Eric was cited by author Peter Morris in his book, A Game of Inches: The Stories behind the Innovations That Shaped Baseball Volume 1: The Game on the Field.
19c Base Ball Inc. was officially formed in 2004, but in 2002 Eric was asked by fellow 19th century player Tom Halecky, to partner with his company Old Tyme Base Ball Inc. This company produced the first machine made game playable 19th century base balls in the United States and featured the 1861–1867 model. Ownership was transferred to Eric in 2004 and three styles of baseballs are now available. He is currently the Designer and Technical Advisor to the manufacturer that produces the game playable baseballs for 19c Base Ball Inc. From 2006 through 2008 he has was a Historical Consultant / Advisor to Da-Cor Pictures for the independent film titled, “The Silent Natural Dummy Hoy” (2007), regarding the rules, field layouts, styles of play and uniforms used during the various years the film depicts and also provided the baseballs used during the filming. In October of 2008, the professional game scenes were re-shot in Indiana and Eric was hired to ensure the authenticity and direct these scenes. During the two day re-shoot, he provided all of the pitching during the filming and doubled for the lead actor in some scenes.

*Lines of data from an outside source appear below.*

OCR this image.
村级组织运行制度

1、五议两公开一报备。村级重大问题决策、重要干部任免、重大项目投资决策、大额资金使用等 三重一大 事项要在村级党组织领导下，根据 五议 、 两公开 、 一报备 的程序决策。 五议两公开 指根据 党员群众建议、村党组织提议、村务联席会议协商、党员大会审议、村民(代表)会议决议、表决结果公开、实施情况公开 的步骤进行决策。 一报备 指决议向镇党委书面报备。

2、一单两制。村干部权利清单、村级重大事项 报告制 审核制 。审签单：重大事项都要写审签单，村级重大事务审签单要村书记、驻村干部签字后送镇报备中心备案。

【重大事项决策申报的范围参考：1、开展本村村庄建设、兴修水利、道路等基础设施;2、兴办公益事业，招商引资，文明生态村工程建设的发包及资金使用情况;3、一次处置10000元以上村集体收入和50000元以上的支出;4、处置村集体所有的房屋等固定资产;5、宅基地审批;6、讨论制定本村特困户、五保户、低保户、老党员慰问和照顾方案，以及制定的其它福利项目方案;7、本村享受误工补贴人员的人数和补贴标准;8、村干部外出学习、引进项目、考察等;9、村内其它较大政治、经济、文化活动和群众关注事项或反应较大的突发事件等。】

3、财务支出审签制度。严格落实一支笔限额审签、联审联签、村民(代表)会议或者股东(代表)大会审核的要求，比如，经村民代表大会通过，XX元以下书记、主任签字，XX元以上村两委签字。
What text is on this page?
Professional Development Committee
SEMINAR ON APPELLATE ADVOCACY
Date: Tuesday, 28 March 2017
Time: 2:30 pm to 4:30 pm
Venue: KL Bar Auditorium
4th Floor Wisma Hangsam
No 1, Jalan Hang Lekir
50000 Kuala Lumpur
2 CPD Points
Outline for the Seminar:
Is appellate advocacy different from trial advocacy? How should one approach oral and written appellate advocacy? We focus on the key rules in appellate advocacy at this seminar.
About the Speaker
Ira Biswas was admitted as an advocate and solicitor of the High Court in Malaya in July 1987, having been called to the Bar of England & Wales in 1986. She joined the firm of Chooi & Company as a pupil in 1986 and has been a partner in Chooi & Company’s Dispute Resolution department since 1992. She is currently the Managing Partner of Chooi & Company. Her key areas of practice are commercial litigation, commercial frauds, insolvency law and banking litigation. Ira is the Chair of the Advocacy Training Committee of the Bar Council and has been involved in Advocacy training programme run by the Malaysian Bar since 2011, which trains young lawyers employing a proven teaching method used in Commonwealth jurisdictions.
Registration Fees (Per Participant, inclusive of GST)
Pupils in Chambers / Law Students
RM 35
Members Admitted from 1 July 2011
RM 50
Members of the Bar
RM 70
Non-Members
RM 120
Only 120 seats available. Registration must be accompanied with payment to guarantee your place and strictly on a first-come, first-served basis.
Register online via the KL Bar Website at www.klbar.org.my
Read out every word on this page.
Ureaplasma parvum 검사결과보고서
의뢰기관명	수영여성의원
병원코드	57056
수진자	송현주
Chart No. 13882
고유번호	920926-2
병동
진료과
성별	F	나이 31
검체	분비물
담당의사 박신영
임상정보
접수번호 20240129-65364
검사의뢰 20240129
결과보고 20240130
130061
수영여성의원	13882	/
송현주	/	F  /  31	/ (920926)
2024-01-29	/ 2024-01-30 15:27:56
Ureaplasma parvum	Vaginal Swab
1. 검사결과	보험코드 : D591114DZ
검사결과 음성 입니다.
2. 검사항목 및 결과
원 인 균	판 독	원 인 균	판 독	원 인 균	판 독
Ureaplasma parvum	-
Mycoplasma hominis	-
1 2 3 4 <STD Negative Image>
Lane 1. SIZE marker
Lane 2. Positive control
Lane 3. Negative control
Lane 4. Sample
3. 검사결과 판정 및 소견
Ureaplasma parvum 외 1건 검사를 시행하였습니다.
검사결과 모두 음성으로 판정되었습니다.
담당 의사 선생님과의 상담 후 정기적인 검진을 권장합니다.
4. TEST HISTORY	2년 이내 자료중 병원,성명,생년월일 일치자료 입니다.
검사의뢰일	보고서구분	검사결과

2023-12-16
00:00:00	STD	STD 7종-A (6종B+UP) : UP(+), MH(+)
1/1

Not only is sports a long lived and adored pastime for Eric, he was also employed in professional sports for 11 years. Starting out as a stick boy for the National Hockey League's New York Islanders from 1988-1991, he was later promoted to Equipment Manager, and part-time practice goalie, from 1996–2000. In 1997, he was selected as an Equipment Manager for Team USA at the Ice Hockey World Championships, which took place in Turku and Helsinki, Finland. From 1991–1993, Eric was both the Equipment Manager and Athletic Trainer for the Louisville Icehawks of the East Coast Hockey League.
With over 500 NHL and 140 minor league games he has been fortunate to be a part of numerous memorable experiences. Two of those have been published. One in, Fish Sticks: The Fall and Rise of the New York Islanders and the other in the 1995-1996 East Coast Hockey League Official Guide and Record Book, in which he cuts hockey legend John Brophy's tie igniting an on ice brawl.
He also ventured into professional football and was on the equipment staff of the Houston Oilers (now the Tennessee Titans) for the team's pre and post-training camps in 1991 and 1992.
Eric lives in North Babylon, New York, has a 6-year old daughter, Christina and a 92-pound black lab named Smokey.